Rivolsi faticosamente il viso di lato,ed incontrai il corpo senza vita di mia madre,stesa a terra,la preziosa gonna del suo abito che si apriva tutt’attorno alle sue belle gambe,aveva una mano posata in grembo,e l’altra era abbandonata lontano,quasi sopra la testa, con il palmo leggermente aperto dopo che aveva lasciato cadere in terra il dorato bicchiere infondo al quale aveva trovato la morte;se i suoi capelli lisci ed acconciati splendidamente non fossero stati macchiati dal sangue sporco di mio zio che era steso a poca distanza da lei,a pancia in giù,avrei giurato che stesse dormendo dolcemente.

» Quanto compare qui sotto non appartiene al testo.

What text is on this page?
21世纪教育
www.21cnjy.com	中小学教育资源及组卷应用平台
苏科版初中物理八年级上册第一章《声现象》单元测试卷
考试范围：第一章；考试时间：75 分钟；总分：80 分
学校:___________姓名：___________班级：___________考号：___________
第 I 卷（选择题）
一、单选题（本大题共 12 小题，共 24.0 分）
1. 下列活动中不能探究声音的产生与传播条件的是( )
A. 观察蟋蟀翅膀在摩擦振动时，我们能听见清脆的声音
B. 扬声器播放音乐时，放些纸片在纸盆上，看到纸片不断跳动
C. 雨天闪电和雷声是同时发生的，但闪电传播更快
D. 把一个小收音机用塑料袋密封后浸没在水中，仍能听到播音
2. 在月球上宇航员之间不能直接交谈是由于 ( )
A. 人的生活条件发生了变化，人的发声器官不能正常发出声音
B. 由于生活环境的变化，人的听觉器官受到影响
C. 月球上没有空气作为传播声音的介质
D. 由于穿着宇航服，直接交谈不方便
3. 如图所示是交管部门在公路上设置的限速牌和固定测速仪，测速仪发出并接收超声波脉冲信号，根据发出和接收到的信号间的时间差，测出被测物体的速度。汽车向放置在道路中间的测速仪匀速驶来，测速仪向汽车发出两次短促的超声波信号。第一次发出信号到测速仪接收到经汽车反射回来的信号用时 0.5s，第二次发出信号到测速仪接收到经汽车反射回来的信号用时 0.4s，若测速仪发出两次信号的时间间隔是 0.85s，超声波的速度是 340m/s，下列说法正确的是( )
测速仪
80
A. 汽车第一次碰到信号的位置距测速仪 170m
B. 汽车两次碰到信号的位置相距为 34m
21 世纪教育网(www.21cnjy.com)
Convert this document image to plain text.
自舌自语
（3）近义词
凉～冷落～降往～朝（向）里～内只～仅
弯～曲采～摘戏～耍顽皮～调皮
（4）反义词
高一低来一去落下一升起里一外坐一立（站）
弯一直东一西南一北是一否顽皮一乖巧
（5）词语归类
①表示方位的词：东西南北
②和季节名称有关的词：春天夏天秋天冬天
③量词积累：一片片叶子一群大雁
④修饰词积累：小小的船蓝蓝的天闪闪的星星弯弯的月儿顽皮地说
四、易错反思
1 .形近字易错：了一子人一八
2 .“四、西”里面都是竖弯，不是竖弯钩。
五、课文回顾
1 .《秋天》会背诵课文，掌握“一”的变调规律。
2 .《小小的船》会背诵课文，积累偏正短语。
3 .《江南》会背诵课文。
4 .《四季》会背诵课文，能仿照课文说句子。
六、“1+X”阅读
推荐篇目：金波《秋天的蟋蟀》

Quanta morte avevo portato…

La mia anima sarebbe stata dannata in eterno…avevo tolto la vita a mio zio,assassino di mio padre ed incestuoso sposo di mia madre…avevo ucciso Polonio,padre del valoroso Laerte ed infine Laerte stesso…

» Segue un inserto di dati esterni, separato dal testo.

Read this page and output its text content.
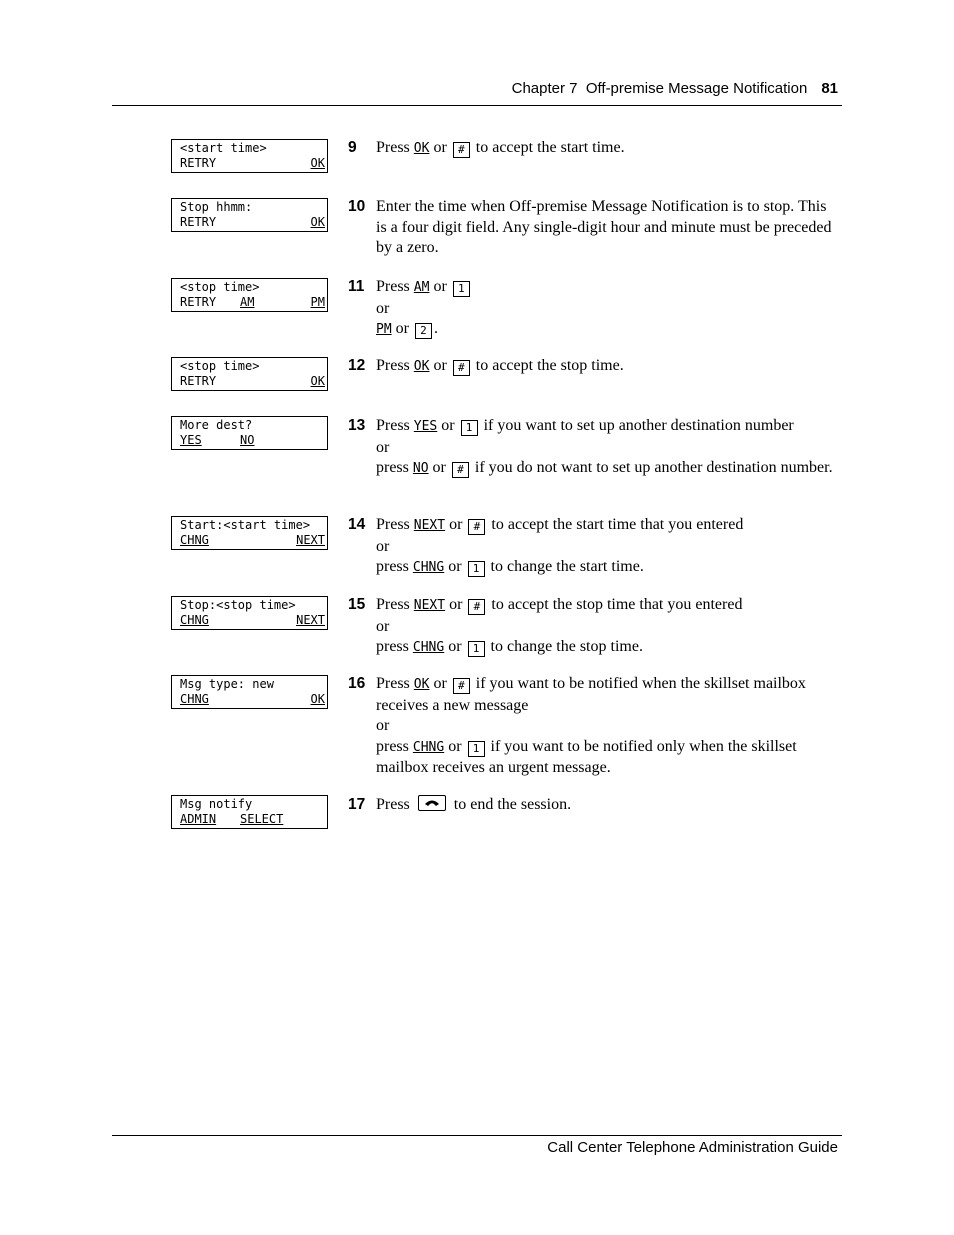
Chapter 7  Off-premise Message Notification 81
<start time>
RETRY	OK
Stop hhmm:
RETRY	OK
<stop time>
RETRY AM	PM
<stop time>
RETRY	OK
More dest?
YES	NO
Start:<start time>
CHNG	NEXT
Stop:<stop time>
CHNG	NEXT
Msg type: new
CHNG	OK
Msg notify
ADMIN SELECT
9 Press OK or # to accept the start time.
10 Enter the time when Off-premise Message Notification is to stop. This is a four digit field. Any single-digit hour and minute must be preceded by a zero.
11 Press AM or 1
or
PM or 2 .
12 Press OK or # to accept the stop time.
13 Press YES or 1 if you want to set up another destination number
or
press NO or # if you do not want to set up another destination number.
14 Press NEXT or # to accept the start time that you entered
or
press CHNG or 1 to change the start time.
15 Press NEXT or # to accept the stop time that you entered
or
press CHNG or 1 to change the stop time.
16 Press OK or # if you want to be notified when the skillset mailbox receives a new message
or
press CHNG or 1 if you want to be notified only when the skillset mailbox receives an urgent message.
17 Press
to end the session.
Call Center Telephone Administration Guide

Silenziose lacrime mi bagnavano le guance mentre sentivo il veleno che continuava a fare il suo corso dentro di me,penetrandomi fino infondo all’anima.

Pregai perché ciò che aveva detto Laerte,ossia che nessuno di noi due doveva rimanere con lo spirito e le mani macchiate del tanto sangue versato,si avverasse ed infine farfugliai:

-        Come sarò ricordato,Orazio?- lasciai vagare ciecamente lo sguardo sul mio fedele amico,che era ancora vivo grazie al Cielo,e stava in piedi accanto a me.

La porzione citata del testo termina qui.